Lattice-induced non-adiabatic frequency shifts in optical lattice clocks

TL;DR

This paper investigates a specific frequency shift in optical lattice clocks caused by lattice-induced coupling effects, finding it to be negligible for simple geometries but potentially significant for complex systems.

Contribution

It introduces a detailed analysis of lattice-induced non-adiabatic frequency shifts, especially in blue-detuned lattice configurations, and estimates their impact on strontium lattice clocks.

Findings

Fractional frequency shift around 10^{-18} for strontium clocks.

Shift is overshadowed by electric quadrupole effects in simple geometries.

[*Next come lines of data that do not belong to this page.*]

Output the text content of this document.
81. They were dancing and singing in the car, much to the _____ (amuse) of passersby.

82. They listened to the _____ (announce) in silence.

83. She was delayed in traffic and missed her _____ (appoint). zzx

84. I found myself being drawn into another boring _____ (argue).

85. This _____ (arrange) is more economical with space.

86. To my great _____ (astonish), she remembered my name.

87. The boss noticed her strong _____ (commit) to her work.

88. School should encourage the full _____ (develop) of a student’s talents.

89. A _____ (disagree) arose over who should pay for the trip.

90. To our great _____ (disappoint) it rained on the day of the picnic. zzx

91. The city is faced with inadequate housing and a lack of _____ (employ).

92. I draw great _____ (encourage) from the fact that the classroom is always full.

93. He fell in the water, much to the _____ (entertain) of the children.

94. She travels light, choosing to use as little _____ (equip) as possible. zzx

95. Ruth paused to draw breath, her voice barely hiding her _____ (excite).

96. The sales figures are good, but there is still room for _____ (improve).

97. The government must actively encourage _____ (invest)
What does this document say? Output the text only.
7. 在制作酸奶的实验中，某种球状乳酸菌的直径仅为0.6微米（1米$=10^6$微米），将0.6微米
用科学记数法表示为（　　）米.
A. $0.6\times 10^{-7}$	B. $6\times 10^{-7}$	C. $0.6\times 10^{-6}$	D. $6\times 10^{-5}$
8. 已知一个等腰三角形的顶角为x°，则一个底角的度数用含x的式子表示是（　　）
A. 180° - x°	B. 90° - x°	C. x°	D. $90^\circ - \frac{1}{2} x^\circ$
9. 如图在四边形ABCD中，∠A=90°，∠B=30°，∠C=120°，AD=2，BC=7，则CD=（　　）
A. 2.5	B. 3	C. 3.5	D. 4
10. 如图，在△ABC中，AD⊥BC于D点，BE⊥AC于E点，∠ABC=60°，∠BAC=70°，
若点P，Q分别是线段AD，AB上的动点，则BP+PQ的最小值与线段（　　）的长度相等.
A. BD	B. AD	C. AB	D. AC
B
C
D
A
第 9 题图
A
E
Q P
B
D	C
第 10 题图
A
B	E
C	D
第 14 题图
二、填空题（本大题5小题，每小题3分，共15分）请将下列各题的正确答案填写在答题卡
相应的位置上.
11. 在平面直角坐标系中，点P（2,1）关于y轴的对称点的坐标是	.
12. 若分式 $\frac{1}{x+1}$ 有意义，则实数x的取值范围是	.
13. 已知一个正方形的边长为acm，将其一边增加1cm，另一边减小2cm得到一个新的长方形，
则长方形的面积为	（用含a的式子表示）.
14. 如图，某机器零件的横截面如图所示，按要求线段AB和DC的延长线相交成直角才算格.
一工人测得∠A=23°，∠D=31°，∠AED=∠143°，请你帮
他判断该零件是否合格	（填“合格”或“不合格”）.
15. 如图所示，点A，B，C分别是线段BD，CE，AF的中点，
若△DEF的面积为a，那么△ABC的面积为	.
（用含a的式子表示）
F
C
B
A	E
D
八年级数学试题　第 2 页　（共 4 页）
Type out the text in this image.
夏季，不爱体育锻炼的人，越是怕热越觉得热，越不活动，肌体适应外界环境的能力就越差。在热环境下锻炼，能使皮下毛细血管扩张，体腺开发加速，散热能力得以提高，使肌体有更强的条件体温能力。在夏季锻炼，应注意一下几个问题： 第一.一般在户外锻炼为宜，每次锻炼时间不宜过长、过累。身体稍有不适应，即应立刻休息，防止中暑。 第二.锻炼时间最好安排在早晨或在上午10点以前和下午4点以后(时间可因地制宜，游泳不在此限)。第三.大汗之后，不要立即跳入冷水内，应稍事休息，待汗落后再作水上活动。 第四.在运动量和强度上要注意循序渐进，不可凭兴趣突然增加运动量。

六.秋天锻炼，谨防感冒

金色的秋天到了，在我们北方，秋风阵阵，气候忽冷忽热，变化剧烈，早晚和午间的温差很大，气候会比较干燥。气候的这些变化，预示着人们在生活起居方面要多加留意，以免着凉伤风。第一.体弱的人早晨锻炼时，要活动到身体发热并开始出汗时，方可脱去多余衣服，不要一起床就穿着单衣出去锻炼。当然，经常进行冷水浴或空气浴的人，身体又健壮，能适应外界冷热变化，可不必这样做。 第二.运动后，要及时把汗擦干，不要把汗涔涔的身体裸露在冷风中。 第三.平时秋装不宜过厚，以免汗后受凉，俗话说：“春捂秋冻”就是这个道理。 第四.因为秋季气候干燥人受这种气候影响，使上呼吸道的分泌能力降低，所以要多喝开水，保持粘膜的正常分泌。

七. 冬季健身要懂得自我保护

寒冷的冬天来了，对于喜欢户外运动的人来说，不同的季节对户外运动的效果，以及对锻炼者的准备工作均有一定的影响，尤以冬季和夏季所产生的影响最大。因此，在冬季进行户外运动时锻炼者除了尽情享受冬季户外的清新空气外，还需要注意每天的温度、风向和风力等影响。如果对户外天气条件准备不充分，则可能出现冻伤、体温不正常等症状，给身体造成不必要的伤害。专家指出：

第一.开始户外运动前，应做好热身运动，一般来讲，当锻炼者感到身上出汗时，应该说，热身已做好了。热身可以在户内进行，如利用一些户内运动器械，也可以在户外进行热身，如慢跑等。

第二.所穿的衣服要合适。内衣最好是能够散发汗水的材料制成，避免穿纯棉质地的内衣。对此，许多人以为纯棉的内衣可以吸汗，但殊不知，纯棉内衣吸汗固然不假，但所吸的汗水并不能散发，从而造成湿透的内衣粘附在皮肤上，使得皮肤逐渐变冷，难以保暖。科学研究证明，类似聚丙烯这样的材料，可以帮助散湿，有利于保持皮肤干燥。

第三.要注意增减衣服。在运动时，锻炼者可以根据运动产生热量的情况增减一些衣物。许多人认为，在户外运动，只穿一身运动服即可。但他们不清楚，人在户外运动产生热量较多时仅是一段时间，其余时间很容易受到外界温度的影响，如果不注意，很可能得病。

More complex geometries may experience more significant shifts.

Abstract

We consider the frequency shift in optical lattice clocks which arises from the coupling of the electronic motion to the atomic motion within the lattice. For the simplest of 3-D lattice geometries this coupling is shown to only affect clocks based on blue-detuned lattices. We have estimated the size of this shift for the prospective strontium lattice clock operating at the 390 nm blue-detuned magic wavelength. The resulting fractional frequency shift is found to be on the order of $10^{-18}$ and is largely overshadowed by the electric quadrupole shift. For lattice clocks based on more complex geometries or other atomic systems, this shift could potentially be a limiting factor in clock accuracy.